Hi,
I apologise if this is an answered question but this product isn't something I've previously used and was installed by another IT contractor.
The customer has a main office. They previously used a RED 10 in a branch office. That unit has been redeployed to a new office.
The UTM has an existing configuration for the main office and no issues are reported. It has firewall rules (which curiously I cannot see in a table, I have to select each one to see what it does, not even a description field appears). So the system has history, no documentation and the previous IT and the customer don't talk. Background over...
We have a small office that has a DSL modem and a digital phone pack (the ISP provides VoIP using this DSL modem, preconfigured). I can't therefore assume that I can modify DHCP, DNS etc for the branch office. However we do have an AD server in the main office and the customer would like to authenticate to that.
Given those criteria, a transparent split mode would seem to offer the best solution. The branch would send their DNS requests to the AD DNS server and the branch would manage their own DHCP. Internet traffic would go direct via the ISP.
I configured the RED 10 via the UTM web interface and connected the WAN I/F of the RED to the LAN I/F of the DSL modem.
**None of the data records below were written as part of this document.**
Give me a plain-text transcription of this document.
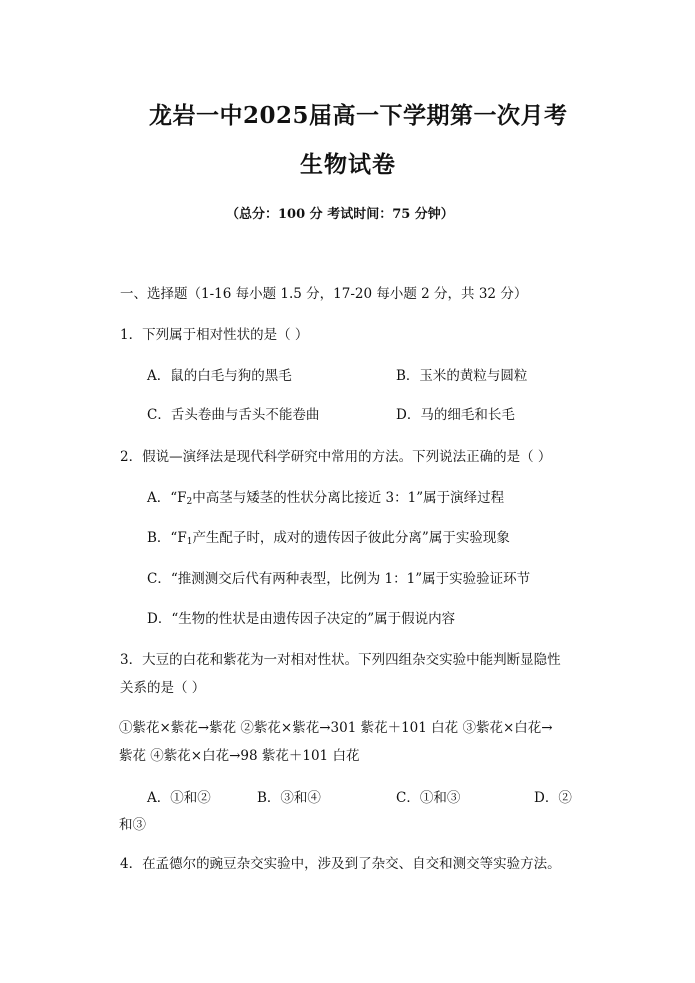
龙岩一中2025届高一下学期第一次月考
生物试卷
（总分：100 分 考试时间：75 分钟）
一、选择题（1-16 每小题 1.5 分，17-20 每小题 2 分，共 32 分）
1．下列属于相对性状的是（ ）
A．鼠的白毛与狗的黑毛	B．玉米的黄粒与圆粒
C．舌头卷曲与舌头不能卷曲	D．马的细毛和长毛
2．假说—演绎法是现代科学研究中常用的方法。下列说法正确的是（ ）
A．“$F_2$中高茎与矮茎的性状分离比接近 3：1”属于演绎过程
B．“$F_1$产生配子时，成对的遗传因子彼此分离”属于实验现象
C．“推测测交后代有两种表型，比例为 1：1”属于实验验证环节
D．“生物的性状是由遗传因子决定的”属于假说内容
3．大豆的白花和紫花为一对相对性状。下列四组杂交实验中能判断显隐性
关系的是（ ）
①紫花×紫花→紫花 ②紫花×紫花→301 紫花＋101 白花 ③紫花×白花→
紫花 ④紫花×白花→98 紫花＋101 白花
A．①和②	B．③和④	C．①和③	D．②
和③
4．在孟德尔的豌豆杂交实验中，涉及到了杂交、自交和测交等实验方法。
No other connections are made to the DSL modem. The LAN I/F of the RED is connected to the customers managed switch.
I configured the UTM as per the technical guide. I created a firewall rule that allowed the branch network to access ANY with any source and service.
The tunnel configures and sets up. I can ping the IP of the AD and another application server.
If I use NSLOOKUP and change the server to that of the AD, I cannot perform any local queries. I can query external IP addresses without issue.
It seems to me that the UTM is actually intercepting my DNS queries as a proxy. It can't resolve my internal names, but can the external. To test further I added a rule to firewall allowing my branch network DNS access to my DNS server. I could now connect via a Telnet session to port 53 on my DNS server. However, still when I use nslookup and perform a local query, I get no response.
I've read a few of the posts here and a few appear similar. I see answers relating to adding branch network as allowed in the DNS tab, but I thought this was relating to Standard/Split.
What's frustrating is that something that would take me around 30minutes to configure and test as a simple ipsec VPN tunnel has consumed several hours as I have to travel to the branch office to test.
Is there something fundamental I am not doing correctly?